I have been searching, and haven't seen anything, but it's worth asking anyway: IS it possible to use Webmin to manage Wireshark?

----------

## di1bert

Wireshark the GTK based network analyzer ? Why would you want to manage that 

from Webmin (which is evil IMHO)...perhaps there is a better way of doing what

you want to do...

Give a description of what you want to achieve and I'm sure we can sort 

something out  :Smile: 

-m

----------

## dspahn

I am looking for a way to manage my Wireshark sniffer when I'm out of the office. My firm only allows use of the VPN provided by our ISP, and a linux version of the VPN is not available. I will need to be able to manage my Wireshark computer remotely from a Windows-based machine.

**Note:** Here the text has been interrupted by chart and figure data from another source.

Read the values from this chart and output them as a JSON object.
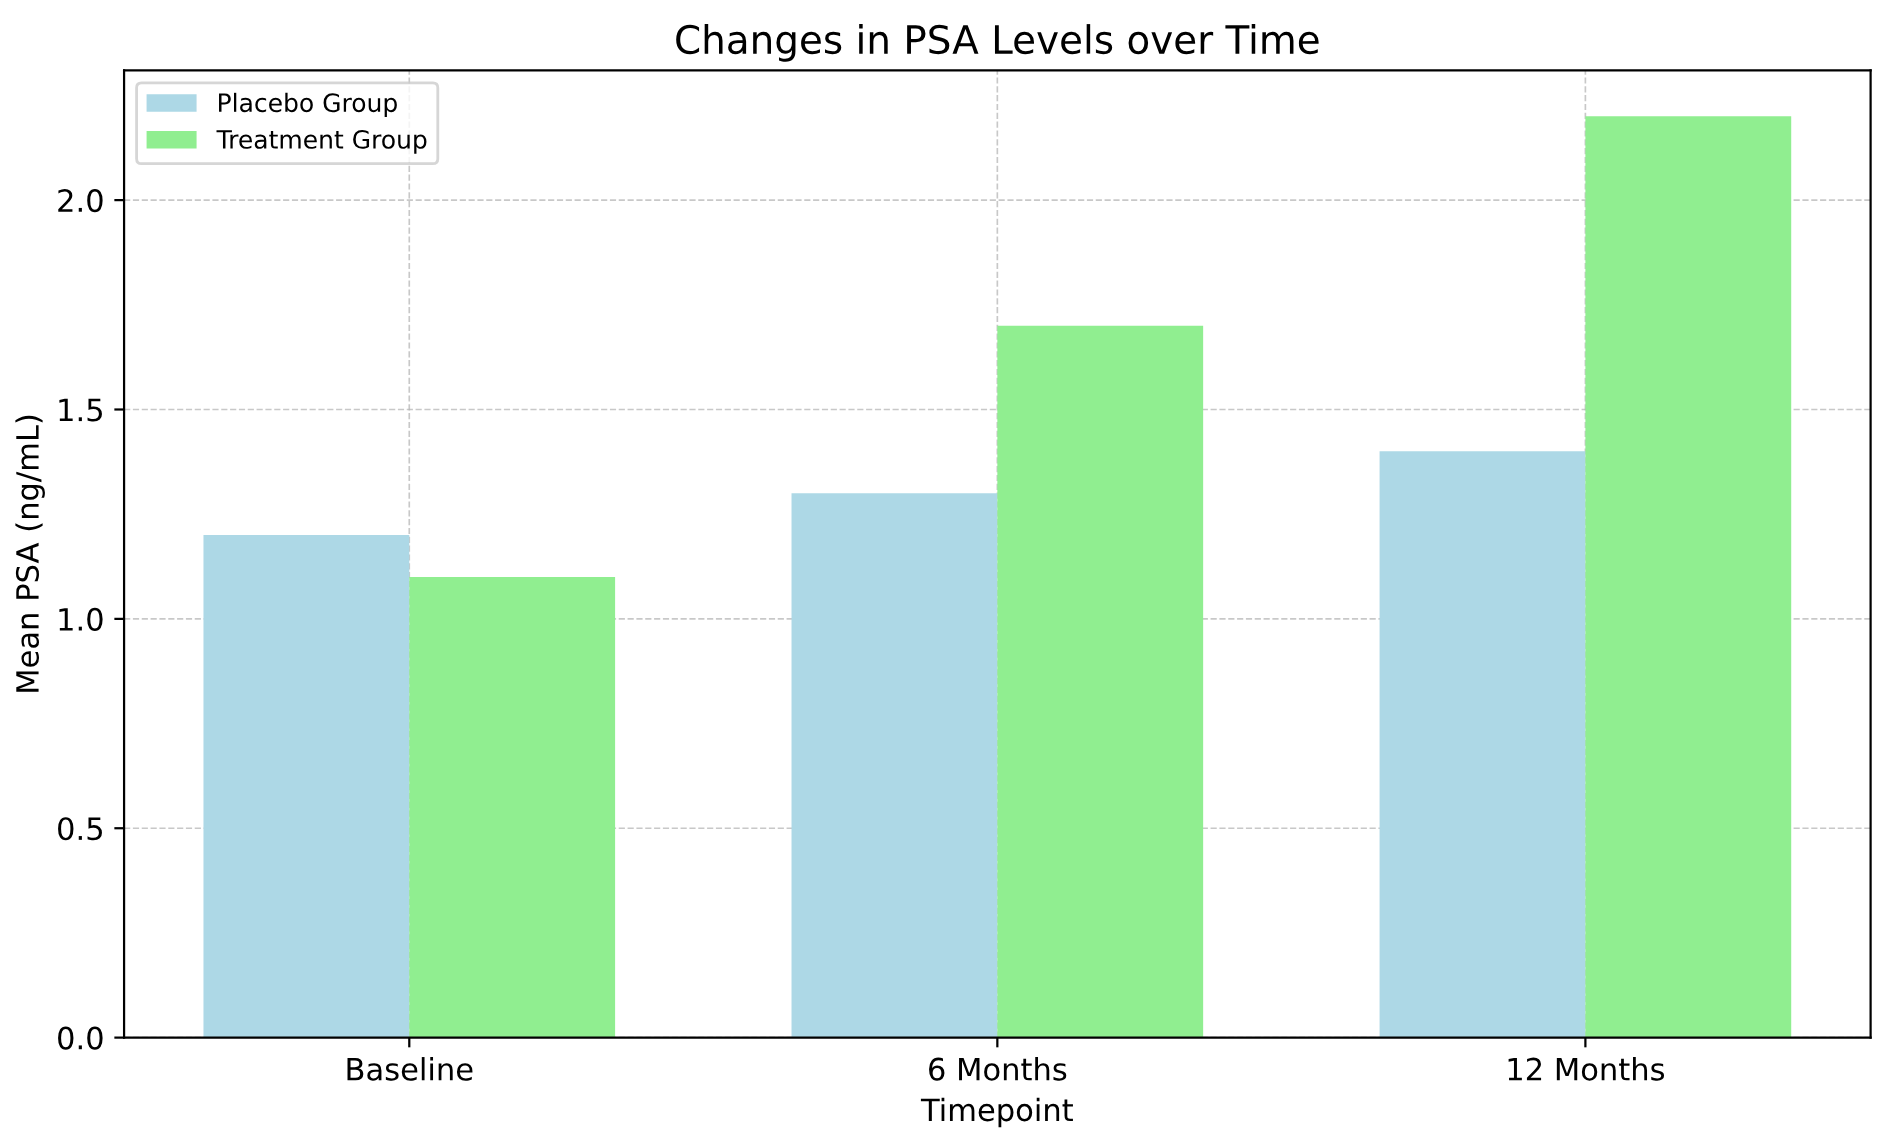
{
  "chart_data": {
    "type": "bar",
    "title": "Changes in PSA Levels over Time",
    "xlabel": "Timepoint",
    "ylabel": "Mean PSA (ng/mL)",
    "categories": [
      "Baseline",
      "6 Months",
      "12 Months"
    ],
    "series": [
      {
        "name": "Placebo Group",
        "color": "#add8e6",
        "values": [
          1.2,
          1.3,
          1.4
        ]
      },
      {
        "name": "Treatment Group",
        "color": "#90ee90",
        "values": [
          1.1,
          1.7,
          2.2
        ]
      }
    ],
    "ylim": [
      0,
      2.31
    ],
    "yticks": [
      {
        "value": 0,
        "label": "0.0"
      },
      {
        "value": 0.5,
        "label": "0.5"
      },
      {
        "value": 1,
        "label": "1.0"
      },
      {
        "value": 1.5,
        "label": "1.5"
      },
      {
        "value": 2,
        "label": "2.0"
      }
    ],
    "grid": true,
    "legend": "top left"
  }
}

I haven't really used Webmin, but I saw it used in a different distribution to provide a frontend for managing a firewall, etc. I'm not partial to that package, but I am interested in anything that will allow me to manage this machine remotely.

Thanks!

----------

## di1bert

I don't think you're going to be able to do that from Webmin as Webmin is more

for the managing and configuration of services and the like.

And without VPN access it's unlikely you're going to be able to do much...

Anyone else got any bright ideas ?

-m

----------

## Paris Heng

 *di1bert wrote:*   

> I don't think you're going to be able to do that from Webmin as Webmin is more
> 
> for the managing and configuration of services and the like.
> 
> And without VPN access it's unlikely you're going to be able to do much...
> ...

 

Dear di1bert,

If i install Webmin, do i need to install DHCP and DNS separately? Or the DHCP and DNS are in one roof in Webmin?

----------

## di1bert

Webmin is just a web (perl) based admin tool for Linux systems. You will need to 

install DHCP / DNS as well if you wish to use them...

HTH

-m

----------

## nubla

Apart from the way how you connect your webmin, there is a java-based module for vnc. I haven't it tested, but if it works you are able to access wireshark over webmin.

But fun aside, you can use vnc directly for your problem...

BTW: What do you want to sniff in the office, when you are at home? It's a reason for dismissal, if you are not authorised by the boss. Even if you are in the office.

----------